Ancient city of Palmyra in the heart of the Syrian desert (Reuters / Handout)

Islamic State militants have taken control of almost all of the ancient Syrian city of Palmyra, a UNESCO landmark, according to a monitoring group. The city was captured after bloody clashes with the Syrian Army on Wednesday.

The Syrian Observatory
for Human Rights said the group had seized almost all of the
city, adding that it was not clear what had happened to Syrian
forces stationed at a military outpost on its outskirts.

ISIS militants entered
Palmyra from the north earlier Wednesday and gained control of a
local security office and a school, RT Arabic reported, сiting
local sources. According to a correspondent reporting from Homs,
there were clashes between the Syrian army and ISIS in the
northern part of Palmyra, and the militants intensified shelling
government forces’ positions.

Meanwhile, hundreds of statues have been moved from the Syrian
Palmyra to locations safe from ISIS militants on Wednesday,
Syria’s director of antiquities, Maamoun Abdulkarim, told
Reuters.

“Hundreds and hundreds of statues we were worried would be
smashed and sold are all now in safe places,”
Abdulkarim
said. “The fear is for the museum and the large monuments
that cannot be moved,”
Abdulkarim added. “This is the
entire world’s battle.”

Last week Islamic State militants battled with Syrian troops
within 2 kilometers of Palmyra, the Syrian Observatory for Human
Rights reported, raising fears the jihadists would completely
wreck the site, which UNESCO describes as a landmark of
“outstanding universal value.” Fierce fighting took the
lives of 110 combatants, as the militants appeared to be very
close to the ruins.

“Palmyra is under threat,” Rami Abdel Rahman, the
Observatory director, warned last week.

READ MORE:
Ancient Palmyra ‘under threat’, ISIS militants approach UNESCO
site

The remains of the ancient caravan city of Palmyra stand in the
middle of the desolate Tadmorean Desert in Syria.

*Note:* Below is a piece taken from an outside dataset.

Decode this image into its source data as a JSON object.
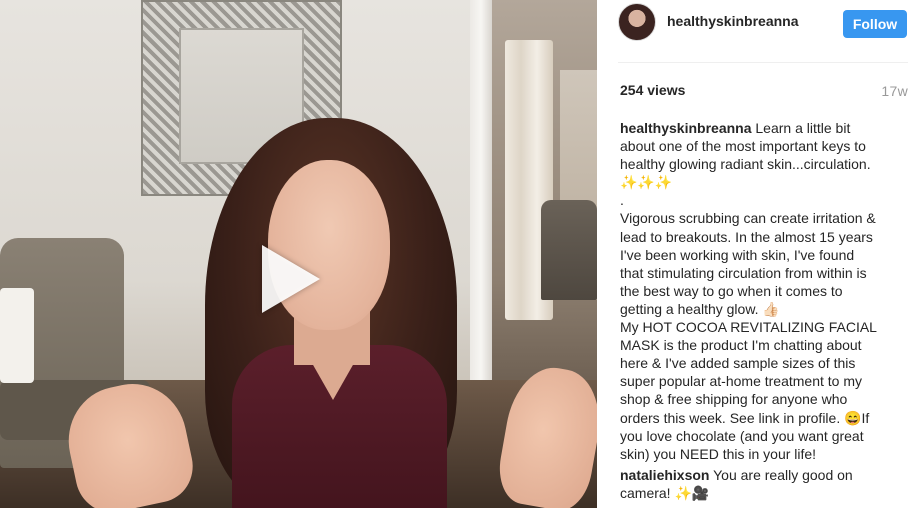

Many fear that if Palmyra, which harbors the ruins of a great
city that was once one of the world’s key cultural hubs, falls
into the jihadists hands, it would suffer a fate of the ancient
Assyrian city of Nimrud, which they ruined earlier this year.

Last month a seven-minute video emerged, showing ISIS militants
destroying the historic landmark, Nimrud, which dates back to the
13th century BC, near the Islamic State-controlled city of Mosul
in northern Iraq. It showed the militants drilling away at
sculptures believed to be some 3,000 years old.

Islamic State militants, who have created a self-proclaimed
caliphate in northern Iraq and parts of Syria, previously
declared that they deem the artifacts as idolatrous. They have
been waging a campaign to obliterate cultural sites and relics
that fail to fall in line with their ideology.

Another video, released in April, showed ISIS fighters recklessly
destroying the 2,000-year-old ruins in the ancient city of Hatra
in northern Iraq, 110 kilometers south of Mosul.

In February, the jihadists obliterated ancient artifacts in the
Mosul Museum and blew up the Mosul Public Library using homemade
bombs. They also burned a number of books in Mosul’s Central
Library, sparing only Islamic publications.